I have a problem with USB mice not responding in Windows 7 occasionally. The mouse is connected to a USB hub inside a device which is then plugged into the computer. This is in a manufacturing test environment where we plug a device into the computer (one at a time), power the device up, test it (which includes using the device's mouse to move the cursor on the computer screen), disconnect it, and repeat (with a different mouse each time) – many times per day.
I have been able to replicate this problem; it seems to happen once every ~50-80 cycles. When the problem occurs the device mouse won't move the cursor, but the other USB functionality of the device still works. The regular computer mouse always works fine; the problem affects only the device's mouse.
I have verified in the Windows Device Manager that the mouse appears enumerated and doesn't show that it has any errors.
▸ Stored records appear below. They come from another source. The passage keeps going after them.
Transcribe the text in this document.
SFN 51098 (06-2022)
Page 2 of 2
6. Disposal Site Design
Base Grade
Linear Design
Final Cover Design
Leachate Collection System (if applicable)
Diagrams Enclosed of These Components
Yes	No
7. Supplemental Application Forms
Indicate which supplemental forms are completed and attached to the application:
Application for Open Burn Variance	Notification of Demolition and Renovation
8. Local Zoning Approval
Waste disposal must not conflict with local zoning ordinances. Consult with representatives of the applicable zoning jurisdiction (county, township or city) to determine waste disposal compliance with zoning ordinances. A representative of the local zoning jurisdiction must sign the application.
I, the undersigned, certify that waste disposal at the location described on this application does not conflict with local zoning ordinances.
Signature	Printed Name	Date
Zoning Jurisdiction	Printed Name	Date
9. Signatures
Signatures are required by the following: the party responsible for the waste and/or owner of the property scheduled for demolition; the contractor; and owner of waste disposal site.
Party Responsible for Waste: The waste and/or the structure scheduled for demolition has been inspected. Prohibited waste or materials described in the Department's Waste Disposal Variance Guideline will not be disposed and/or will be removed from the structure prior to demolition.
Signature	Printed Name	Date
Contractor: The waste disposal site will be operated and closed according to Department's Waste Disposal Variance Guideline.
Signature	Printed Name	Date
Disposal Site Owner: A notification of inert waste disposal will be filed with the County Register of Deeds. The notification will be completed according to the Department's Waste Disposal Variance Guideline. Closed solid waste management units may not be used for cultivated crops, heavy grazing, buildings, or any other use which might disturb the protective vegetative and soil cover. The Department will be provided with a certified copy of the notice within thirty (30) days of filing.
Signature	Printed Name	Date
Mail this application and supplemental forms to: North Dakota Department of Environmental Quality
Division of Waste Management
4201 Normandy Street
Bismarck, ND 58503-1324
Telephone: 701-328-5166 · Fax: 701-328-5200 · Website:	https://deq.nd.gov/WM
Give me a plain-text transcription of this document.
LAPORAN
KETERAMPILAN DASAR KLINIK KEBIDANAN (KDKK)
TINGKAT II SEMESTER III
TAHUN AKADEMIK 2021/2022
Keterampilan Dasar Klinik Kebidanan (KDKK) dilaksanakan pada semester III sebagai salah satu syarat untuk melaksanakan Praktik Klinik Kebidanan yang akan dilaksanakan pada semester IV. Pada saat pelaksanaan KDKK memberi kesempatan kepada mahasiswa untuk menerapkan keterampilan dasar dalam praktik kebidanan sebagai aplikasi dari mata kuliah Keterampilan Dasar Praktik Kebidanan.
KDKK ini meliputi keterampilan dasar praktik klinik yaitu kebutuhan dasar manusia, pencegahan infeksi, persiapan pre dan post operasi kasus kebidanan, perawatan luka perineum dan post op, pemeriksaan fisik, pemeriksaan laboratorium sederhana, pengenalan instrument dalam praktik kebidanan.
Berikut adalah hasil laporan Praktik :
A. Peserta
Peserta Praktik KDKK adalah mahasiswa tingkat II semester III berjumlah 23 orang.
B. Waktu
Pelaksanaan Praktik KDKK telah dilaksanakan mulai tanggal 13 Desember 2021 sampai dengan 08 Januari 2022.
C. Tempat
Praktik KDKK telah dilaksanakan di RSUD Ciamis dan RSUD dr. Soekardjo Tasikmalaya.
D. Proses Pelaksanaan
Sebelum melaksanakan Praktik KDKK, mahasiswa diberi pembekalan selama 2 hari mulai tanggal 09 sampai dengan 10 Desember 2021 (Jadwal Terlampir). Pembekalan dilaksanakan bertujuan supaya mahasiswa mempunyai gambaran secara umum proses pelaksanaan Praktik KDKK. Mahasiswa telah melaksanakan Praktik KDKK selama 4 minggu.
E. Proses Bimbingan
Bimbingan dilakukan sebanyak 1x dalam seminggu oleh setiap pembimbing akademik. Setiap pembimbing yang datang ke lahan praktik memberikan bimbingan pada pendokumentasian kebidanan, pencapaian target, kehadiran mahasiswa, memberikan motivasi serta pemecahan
The device mouse shows up as a "HID-compliant mouse" under "Mice and other pointing devices" along with the other "HID-compliant mouse" which is the test computer's regular mouse physically next to the keyboard.
When this condition happens, I can unplug the device, plug it back in again, and the mouse works and all appears to be fine. I can also disable the mouse by right clicking on it in the Device Manager, then enable it, and it works and appears to be fine.
Using a USB Beagle 480 analyzer I have logged USB traffic going between the device and test computer while testing these devices. The strange part is that even when the mouse is unresponsive it is still sending packets back to the computer.
This is a picture of some of the USB traffic while the mouse is unresponsive. It shows that packets are being sent back with X and Y position changes, but the cursor doesn't move on screen at all. (This is a screenshot from Total Phase Data Center software.)
So, it looks to me like Windows is receiving but ignoring the mouse input from that mouse for some reason. I'm at a loss over what could cause this. Any thoughts?
EDIT: Both the computer mouse and the device's mouse use what looks like just a generic HID mouse driver from Microsoft: version 6.1.7600.16385, dated 6/21/2006. We do updates on the computer, but that does seem old.
I did verify that when the unresponsive condition occurs the device manager still reports that this same driver is being used for the device's mouse and no errors are reported.